The paper’s Figure 1 shows empirical growth rates under “easy” and “hard” data generating processes. SPRUCE converges to the oracle arm’s growth rate, while Round Robin and Random Selection lag behind — their growth rates are positive but strictly suboptimal.

Figure 2 shows the distribution of stopping times at $\alpha = 0.001$. SPRUCE’s rejection time distribution closely matches the oracle arm’s, while the baselines are slower and more variable.

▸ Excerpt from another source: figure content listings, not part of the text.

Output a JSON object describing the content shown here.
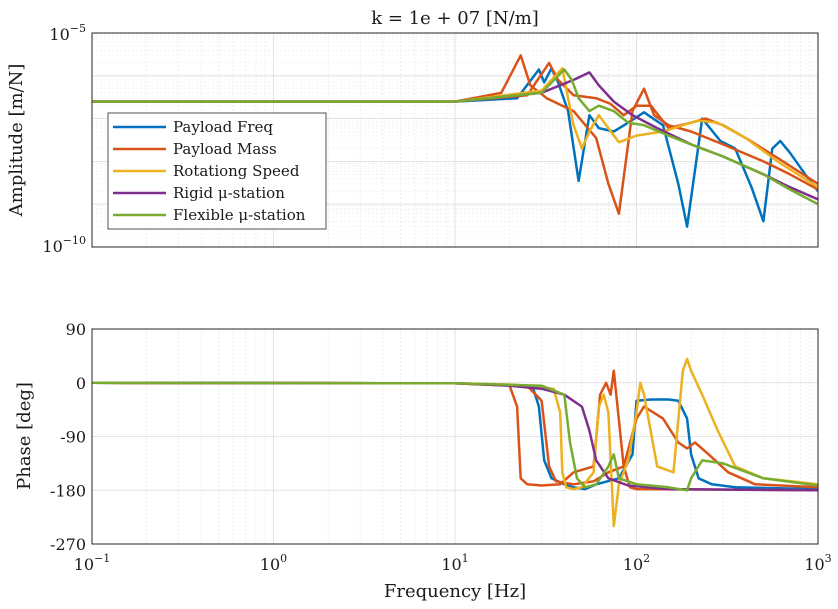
{
  "chart_data": {
    "type": "line",
    "title": "k = 1e + 07 [N/m]",
    "xlabel": "Frequency [Hz]",
    "x_scale": "log",
    "xlim": [
      0.1,
      1000
    ],
    "x_tick_labels": [
      "10^{-1}",
      "10^{0}",
      "10^{1}",
      "10^{2}",
      "10^{3}"
    ],
    "grid": true,
    "legend_position": "lower-left of amplitude plot",
    "legend": [
      "Payload Freq",
      "Payload Mass",
      "Rotationg Speed",
      "Rigid μ-station",
      "Flexible μ-station"
    ],
    "colors": [
      "#0072BD",
      "#D95319",
      "#EDB120",
      "#7E2F8E",
      "#77AC30"
    ],
    "amplitude": {
      "ylabel": "Amplitude [m/N]",
      "y_scale": "log",
      "ylim": [
        1e-10,
        1e-05
      ],
      "y_tick_labels": [
        "10^{-5}",
        "10^{-10}"
      ],
      "series": [
        {
          "name": "Payload Freq",
          "color": "#0072BD",
          "points": [
            [
              0.1,
              2.5e-07
            ],
            [
              10,
              2.5e-07
            ],
            [
              22,
              3e-07
            ],
            [
              29,
              1.4e-06
            ],
            [
              31,
              7e-07
            ],
            [
              34,
              1.5e-06
            ],
            [
              37,
              7e-07
            ],
            [
              42,
              1.5e-07
            ],
            [
              48,
              3.5e-09
            ],
            [
              55,
              1.2e-07
            ],
            [
              62,
              6e-08
            ],
            [
              75,
              5e-08
            ],
            [
              90,
              8e-08
            ],
            [
              110,
              1.4e-07
            ],
            [
              140,
              7e-08
            ],
            [
              170,
              3e-09
            ],
            [
              190,
              3e-10
            ],
            [
              230,
              1e-07
            ],
            [
              290,
              3e-08
            ],
            [
              350,
              2e-08
            ],
            [
              430,
              2.5e-09
            ],
            [
              500,
              4e-10
            ],
            [
              560,
              2e-08
            ],
            [
              620,
              3e-08
            ],
            [
              700,
              1.6e-08
            ],
            [
              850,
              5e-09
            ],
            [
              1000,
              2e-09
            ]
          ]
        },
        {
          "name": "Payload Mass",
          "color": "#D95319",
          "points": [
            [
              0.1,
              2.5e-07
            ],
            [
              10,
              2.5e-07
            ],
            [
              18,
              4e-07
            ],
            [
              23,
              3e-06
            ],
            [
              26,
              6e-07
            ],
            [
              32,
              3e-07
            ],
            [
              45,
              1.5e-07
            ],
            [
              60,
              3.5e-08
            ],
            [
              70,
              3e-09
            ],
            [
              80,
              6e-10
            ],
            [
              95,
              1.5e-07
            ],
            [
              110,
              5e-07
            ],
            [
              125,
              1.2e-07
            ],
            [
              150,
              7e-08
            ],
            [
              200,
              5e-08
            ],
            [
              300,
              2.5e-08
            ],
            [
              500,
              1e-08
            ],
            [
              700,
              5e-09
            ],
            [
              1000,
              2.2e-09
            ]
          ]
        },
        {
          "name": "Payload Mass",
          "color": "#D95319",
          "points": [
            [
              0.1,
              2.5e-07
            ],
            [
              10,
              2.5e-07
            ],
            [
              25,
              3.5e-07
            ],
            [
              33,
              2e-06
            ],
            [
              37,
              8e-07
            ],
            [
              45,
              3.5e-07
            ],
            [
              60,
              3e-07
            ],
            [
              72,
              2.2e-07
            ],
            [
              85,
              1.2e-07
            ],
            [
              100,
              2e-07
            ],
            [
              120,
              2e-07
            ],
            [
              150,
              6e-08
            ],
            [
              200,
              8e-08
            ],
            [
              240,
              1e-07
            ],
            [
              300,
              7e-08
            ],
            [
              400,
              3.5e-08
            ],
            [
              600,
              1.2e-08
            ],
            [
              1000,
              3e-09
            ]
          ]
        },
        {
          "name": "Rotationg Speed",
          "color": "#EDB120",
          "points": [
            [
              0.1,
              2.5e-07
            ],
            [
              10,
              2.5e-07
            ],
            [
              30,
              4.5e-07
            ],
            [
              39,
              1.5e-06
            ],
            [
              42,
              3e-07
            ],
            [
              45,
              7e-08
            ],
            [
              50,
              2e-08
            ],
            [
              55,
              5e-08
            ],
            [
              62,
              1.2e-07
            ],
            [
              80,
              2.8e-08
            ],
            [
              100,
              4e-08
            ],
            [
              140,
              5e-08
            ],
            [
              180,
              7e-08
            ],
            [
              220,
              9e-08
            ],
            [
              280,
              8e-08
            ],
            [
              400,
              3.5e-08
            ],
            [
              600,
              1e-08
            ],
            [
              1000,
              2.5e-09
            ]
          ]
        },
        {
          "name": "Rigid μ-station",
          "color": "#7E2F8E",
          "points": [
            [
              0.1,
              2.5e-07
            ],
            [
              10,
              2.5e-07
            ],
            [
              30,
              4e-07
            ],
            [
              45,
              8e-07
            ],
            [
              55,
              1.2e-06
            ],
            [
              62,
              6e-07
            ],
            [
              75,
              2.5e-07
            ],
            [
              95,
              1.2e-07
            ],
            [
              130,
              6e-08
            ],
            [
              200,
              2.5e-08
            ],
            [
              300,
              1.3e-08
            ],
            [
              500,
              5e-09
            ],
            [
              700,
              2.5e-09
            ],
            [
              1000,
              1.3e-09
            ]
          ]
        },
        {
          "name": "Flexible μ-station",
          "color": "#77AC30",
          "points": [
            [
              0.1,
              2.5e-07
            ],
            [
              10,
              2.5e-07
            ],
            [
              30,
              4e-07
            ],
            [
              40,
              1.4e-06
            ],
            [
              44,
              8e-07
            ],
            [
              48,
              3e-07
            ],
            [
              55,
              1.5e-07
            ],
            [
              62,
              2e-07
            ],
            [
              75,
              1.5e-07
            ],
            [
              90,
              8e-08
            ],
            [
              110,
              7e-08
            ],
            [
              150,
              4e-08
            ],
            [
              200,
              2.5e-08
            ],
            [
              300,
              1.3e-08
            ],
            [
              500,
              5e-09
            ],
            [
              700,
              2.2e-09
            ],
            [
              1000,
              1e-09
            ]
          ]
        }
      ]
    },
    "phase": {
      "ylabel": "Phase [deg]",
      "y_scale": "linear",
      "ylim": [
        -270,
        90
      ],
      "y_ticks": [
        90,
        0,
        -90,
        -180,
        -270
      ],
      "y_tick_labels": [
        "90",
        "0",
        "-90",
        "-180",
        "-270"
      ],
      "series": [
        {
          "name": "Payload Freq",
          "color": "#0072BD",
          "points": [
            [
              0.1,
              0
            ],
            [
              10,
              -1
            ],
            [
              22,
              -4
            ],
            [
              27,
              -10
            ],
            [
              29,
              -40
            ],
            [
              31,
              -130
            ],
            [
              34,
              -160
            ],
            [
              40,
              -170
            ],
            [
              45,
              -175
            ],
            [
              52,
              -178
            ],
            [
              60,
              -170
            ],
            [
              80,
              -160
            ],
            [
              95,
              -120
            ],
            [
              100,
              -30
            ],
            [
              120,
              -28
            ],
            [
              150,
              -28
            ],
            [
              170,
              -30
            ],
            [
              190,
              -60
            ],
            [
              200,
              -120
            ],
            [
              220,
              -160
            ],
            [
              260,
              -170
            ],
            [
              350,
              -175
            ],
            [
              1000,
              -178
            ]
          ]
        },
        {
          "name": "Payload Mass",
          "color": "#D95319",
          "points": [
            [
              0.1,
              0
            ],
            [
              10,
              -1
            ],
            [
              20,
              -5
            ],
            [
              22,
              -40
            ],
            [
              23,
              -160
            ],
            [
              25,
              -170
            ],
            [
              30,
              -172
            ],
            [
              38,
              -170
            ],
            [
              45,
              -150
            ],
            [
              58,
              -140
            ],
            [
              63,
              -20
            ],
            [
              68,
              0
            ],
            [
              72,
              -20
            ],
            [
              75,
              20
            ],
            [
              78,
              -30
            ],
            [
              85,
              -140
            ],
            [
              92,
              -175
            ],
            [
              100,
              -178
            ],
            [
              1000,
              -180
            ]
          ]
        },
        {
          "name": "Payload Mass",
          "color": "#D95319",
          "points": [
            [
              0.1,
              0
            ],
            [
              10,
              -1
            ],
            [
              25,
              -5
            ],
            [
              30,
              -30
            ],
            [
              33,
              -140
            ],
            [
              36,
              -165
            ],
            [
              45,
              -170
            ],
            [
              58,
              -165
            ],
            [
              70,
              -150
            ],
            [
              85,
              -140
            ],
            [
              100,
              -60
            ],
            [
              110,
              -40
            ],
            [
              140,
              -60
            ],
            [
              170,
              -100
            ],
            [
              190,
              -110
            ],
            [
              210,
              -100
            ],
            [
              250,
              -120
            ],
            [
              320,
              -150
            ],
            [
              450,
              -170
            ],
            [
              1000,
              -175
            ]
          ]
        },
        {
          "name": "Rotationg Speed",
          "color": "#EDB120",
          "points": [
            [
              0.1,
              0
            ],
            [
              10,
              -1
            ],
            [
              20,
              -3
            ],
            [
              35,
              -10
            ],
            [
              38,
              -50
            ],
            [
              39,
              -150
            ],
            [
              41,
              -175
            ],
            [
              45,
              -178
            ],
            [
              50,
              -175
            ],
            [
              58,
              -150
            ],
            [
              62,
              -40
            ],
            [
              66,
              -20
            ],
            [
              70,
              -50
            ],
            [
              75,
              -240
            ],
            [
              80,
              -170
            ],
            [
              90,
              -130
            ],
            [
              100,
              -50
            ],
            [
              105,
              0
            ],
            [
              110,
              -20
            ],
            [
              130,
              -140
            ],
            [
              160,
              -150
            ],
            [
              180,
              20
            ],
            [
              190,
              40
            ],
            [
              200,
              20
            ],
            [
              230,
              -20
            ],
            [
              280,
              -80
            ],
            [
              350,
              -140
            ],
            [
              500,
              -160
            ],
            [
              1000,
              -170
            ]
          ]
        },
        {
          "name": "Rigid μ-station",
          "color": "#7E2F8E",
          "points": [
            [
              0.1,
              0
            ],
            [
              10,
              -1
            ],
            [
              20,
              -5
            ],
            [
              30,
              -10
            ],
            [
              40,
              -20
            ],
            [
              50,
              -40
            ],
            [
              55,
              -80
            ],
            [
              60,
              -130
            ],
            [
              70,
              -160
            ],
            [
              90,
              -172
            ],
            [
              150,
              -178
            ],
            [
              1000,
              -180
            ]
          ]
        },
        {
          "name": "Flexible μ-station",
          "color": "#77AC30",
          "points": [
            [
              0.1,
              0
            ],
            [
              10,
              -1
            ],
            [
              30,
              -5
            ],
            [
              40,
              -20
            ],
            [
              43,
              -100
            ],
            [
              47,
              -160
            ],
            [
              52,
              -175
            ],
            [
              60,
              -170
            ],
            [
              70,
              -140
            ],
            [
              75,
              -120
            ],
            [
              80,
              -160
            ],
            [
              100,
              -170
            ],
            [
              150,
              -175
            ],
            [
              190,
              -180
            ],
            [
              200,
              -160
            ],
            [
              230,
              -130
            ],
            [
              300,
              -135
            ],
            [
              500,
              -160
            ],
            [
              1000,
              -172
            ]
          ]
        }
      ]
    }
  }
}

The concentration inequality behind it all

Lemma 3.8 provides a nonasymptotic concentration bound on the deviation of $\frac{1}{n} \log W_n$ from the optimal growth rate. The bound has four components:

Allocation regret tail — vanishes if regret is sublinear
Portfolio regret tail — vanishes if regret is sublinear
Sub-exponential concentration terms — summable over $n$
Exponential tail — summable over $n$

When both regrets are sublinear, the entire bound vanishes as $m \to \infty$, proving almost sure convergence.

Key takeaways

Two regrets, one goal: control portfolio regret (betting well) and allocation regret (choosing well) to achieve oracle-like performance.
SPRUCE is a modified UCB: it constructs confidence bounds on unobservable expected log-increments using empirical maxima plus regret-based bonuses.
Two constructions: $W^{\text{UP}}$ (universal portfolio, a test supermartingale) and $W^{\text{CO96}}$ (regret-based lower bound, an e-process) — the latter is computationally cheaper.
The result is tight: no process, even with full history access, can grow faster asymptotically.
The concentration inequality (Lemma 3.8) is the technical engine — it may be of independent interest for other problems involving Kelly-optimal wealth growth.

References

Sandoval, Waudby-Smith, and Jordan (2026). Multi-Armed Sequential Hypothesis Testing by Betting.
Cover and Ordentlich (1996). Universal portfolios with side information.
Orabona and Jun (2022). Sharp confidence sequences via regret bounds.
Waudby-Smith et al. (2025). Log-optimality of e-processes.
Auer, Cesa-Bianchi, and Fischer (2002). Finite-time analysis of the multiarmed bandit problem (UCB).